Editorial
Fremde Nachbarn
Will Russland zu Europa gehören?
Der Fall Nawalny ist zum Wendepunkt in den deutsch-russischen Beziehungen geworden, denn mit ihm wurde aus der politischen Krise eine Vertrauenskrise. Die Frage ist, ob das freundschaftliche Verhältnis, das Kohl und Gorbatschow vor 30 Jahren aufbauten, und das vor dem Hintergrund der gemeinsamen leidvollen Geschichte des 20. Jahrhunderts gar nicht hoch genug bewertet werden kann, für immer verloren ist. Wie werden sich Deutschland, Europa und Russland nun ausrichten? Diesen und weiteren Fragen sind unsere Autoren in unserer Titelstrecke nachgegangen.
Ob Russland zu Europa gehören kann, liegt zuvorderst daran, ob Russland zu Europa gehören will. Osteuropaexperte Ulrich Schmid schreibt in seinem Beitrag: „Die Brüsseler Zentrale existiert nicht auf der politischen Landkarte der Moskauer Führungsriege. Dafür pflegt Putin opportunistische Partnerschaften mit der Türkei und China.“ Letztlich gelte für Putin das Diktum von Zar Alexander III: Russland hat nur zwei Freunde, die Armee und die Flotte. Katja Gloger, in den 1990er-Jahren Stern-Korrespondentin in Moskau, sieht Russland in eine lange Phase der Einsamkeit driften. Fragil sei die angestrebte Allianz mit China, und wenn durch zunehmende ökonomische und militärische Verflechtung der Mega-Kontinent Eurasien weiter wächst, wäre Russland nur ein Juniorpartner. Sie schreibt, dass China für das ökonomisch bestenfalls stagnierende Russland im Moment zwar eine Alternative zum Westen sei, es aber vielleicht in absehbarer Zeit schon für Russland keine Alternative mehr zu China gebe.
Eine krachende Antwort auf die These von der Isolation Russlands gibt Fjodor Lukjanow. Der Chefredakteur der einflussreichen russischen Zeitschrift Russia in Global Affairs schreibt, dass Russland nach dem Zusammenbruch der liberalen Ordnung nicht mehr internationalen Institutionen vertraut, sondern sich auf seine eigenen Stärken besinnt – allen voran das Militär. In den vergangenen Jahrzehnten hätten wir uns an den Gedanken gewöhnt, institutionelle Zusammenarbeit sei eine natürliche Weise der weltpolitischen Entwicklung. Doch in den internationalen Beziehungen sei dieser Zeitabschnitt sehr kurz und gelte als Ausnahme. Nun kehre die Welt zur historischen Norm zurück.

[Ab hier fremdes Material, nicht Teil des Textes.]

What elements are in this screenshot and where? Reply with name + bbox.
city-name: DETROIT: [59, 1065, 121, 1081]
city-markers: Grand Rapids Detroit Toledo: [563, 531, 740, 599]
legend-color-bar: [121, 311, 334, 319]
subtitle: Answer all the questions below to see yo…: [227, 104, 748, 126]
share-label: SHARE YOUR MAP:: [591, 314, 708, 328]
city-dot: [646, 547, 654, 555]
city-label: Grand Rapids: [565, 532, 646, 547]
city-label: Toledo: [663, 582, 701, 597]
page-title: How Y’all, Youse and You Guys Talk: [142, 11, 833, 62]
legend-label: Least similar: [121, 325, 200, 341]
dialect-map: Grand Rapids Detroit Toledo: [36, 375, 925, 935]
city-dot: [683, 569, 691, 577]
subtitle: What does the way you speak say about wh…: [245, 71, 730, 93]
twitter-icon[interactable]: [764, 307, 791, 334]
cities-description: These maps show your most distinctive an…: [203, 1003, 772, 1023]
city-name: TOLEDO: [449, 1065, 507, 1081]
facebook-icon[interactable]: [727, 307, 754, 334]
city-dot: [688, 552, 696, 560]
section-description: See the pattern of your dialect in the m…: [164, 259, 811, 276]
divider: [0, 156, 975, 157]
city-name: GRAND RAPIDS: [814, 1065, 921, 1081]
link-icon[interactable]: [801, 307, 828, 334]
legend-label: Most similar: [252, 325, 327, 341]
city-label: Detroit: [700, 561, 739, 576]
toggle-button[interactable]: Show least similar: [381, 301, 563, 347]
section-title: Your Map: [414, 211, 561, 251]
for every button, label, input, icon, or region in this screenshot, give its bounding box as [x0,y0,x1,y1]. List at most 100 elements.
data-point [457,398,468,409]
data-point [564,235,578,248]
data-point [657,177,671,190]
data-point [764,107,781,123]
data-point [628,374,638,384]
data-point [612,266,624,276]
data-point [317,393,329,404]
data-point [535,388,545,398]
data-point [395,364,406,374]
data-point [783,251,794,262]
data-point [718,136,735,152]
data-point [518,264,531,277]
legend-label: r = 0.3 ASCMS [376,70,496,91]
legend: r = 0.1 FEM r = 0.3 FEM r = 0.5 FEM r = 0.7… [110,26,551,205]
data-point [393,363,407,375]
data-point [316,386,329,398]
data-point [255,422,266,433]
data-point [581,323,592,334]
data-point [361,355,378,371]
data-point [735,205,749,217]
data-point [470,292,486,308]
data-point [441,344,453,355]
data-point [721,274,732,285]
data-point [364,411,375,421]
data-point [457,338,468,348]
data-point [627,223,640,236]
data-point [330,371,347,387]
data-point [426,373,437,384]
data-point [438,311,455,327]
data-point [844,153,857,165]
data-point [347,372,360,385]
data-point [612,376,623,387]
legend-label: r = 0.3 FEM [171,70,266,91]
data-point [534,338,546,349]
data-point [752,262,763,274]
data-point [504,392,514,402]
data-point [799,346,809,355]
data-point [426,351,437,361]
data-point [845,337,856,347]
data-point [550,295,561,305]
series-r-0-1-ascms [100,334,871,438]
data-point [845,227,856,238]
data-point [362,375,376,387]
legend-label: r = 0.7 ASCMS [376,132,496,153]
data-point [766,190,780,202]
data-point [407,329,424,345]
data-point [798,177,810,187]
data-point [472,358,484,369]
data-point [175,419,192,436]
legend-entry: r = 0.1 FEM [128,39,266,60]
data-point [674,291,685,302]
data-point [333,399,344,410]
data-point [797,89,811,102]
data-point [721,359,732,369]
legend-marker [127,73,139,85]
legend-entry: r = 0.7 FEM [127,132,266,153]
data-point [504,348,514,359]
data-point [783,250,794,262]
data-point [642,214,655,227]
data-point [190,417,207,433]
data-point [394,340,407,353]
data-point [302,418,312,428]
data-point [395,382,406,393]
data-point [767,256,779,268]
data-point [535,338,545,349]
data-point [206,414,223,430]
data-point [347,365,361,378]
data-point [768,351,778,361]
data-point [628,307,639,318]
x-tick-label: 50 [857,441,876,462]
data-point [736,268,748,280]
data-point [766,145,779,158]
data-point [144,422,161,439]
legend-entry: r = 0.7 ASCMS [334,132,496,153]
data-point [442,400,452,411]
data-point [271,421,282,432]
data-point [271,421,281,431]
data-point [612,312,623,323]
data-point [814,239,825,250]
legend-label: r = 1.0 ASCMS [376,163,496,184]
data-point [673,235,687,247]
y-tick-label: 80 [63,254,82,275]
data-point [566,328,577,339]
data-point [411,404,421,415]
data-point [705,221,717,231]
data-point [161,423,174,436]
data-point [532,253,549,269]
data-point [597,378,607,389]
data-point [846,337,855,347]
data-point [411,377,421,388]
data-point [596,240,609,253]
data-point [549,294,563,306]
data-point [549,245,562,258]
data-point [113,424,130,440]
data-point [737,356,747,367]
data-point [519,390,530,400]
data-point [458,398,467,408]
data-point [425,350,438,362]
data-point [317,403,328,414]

Der Brückenbau, der auf politischer und diplomatischer Ebene nicht mehr möglich scheint, gelingt noch der Kultur, wie unser Herausgeber Johann Michael Möller an Thomas Schmidts neuem Buch Rilke und Russland zeigt. Dass die Geschichte tatsächlich Anlass zur Hoffnung gibt, zeigt auch der Beitrag von Bestsellerautor Orlando Figes. Erst Mitte des 19. Jahrhunderts erschien Russland auf der Kulturlandkarte Europas: Im November 1843 gab die Sopranistin Pauline Viardot ihr Debüt in Sankt Petersburg als Rosina in „Der Barbier von Sevilla“. Erst kam die Musik, dann die Kunst und schließlich die Literatur. Als Viardot 1910 starb, lag Russland kulturell nicht mehr am Rande Europas, sondern war zu seinem Herzstück geworden. Und das war just die Zeit, zu der Rilke Russland erlebte.
Da das Fundament für eine neuerliche Annäherung in der Zukunft in der Gegenwart gelegt werden muss, lohnt ein Blick auf die Arbeit der Stiftung Deutsch-Russischer Jugendaustausch, die es Jahr für Jahr Tausenden jungen Menschen ermöglicht, Russland und seine Menschen kennenzulernen. Dass sich nun mit prominenter Unterstützung ein deutsch-russisches Jugendwerk gründen will, könnte ebenfalls Anlass zur Hoffnung geben. Über die Notwendigkeit, gerade in heutigen Zeiten den Jugendaustausch zwischen beiden Ländern zu fördern, sprach unsere Redakteurin Sabine Meinert mit Stiftungsgeschäftsführer Thomas Hoffmann.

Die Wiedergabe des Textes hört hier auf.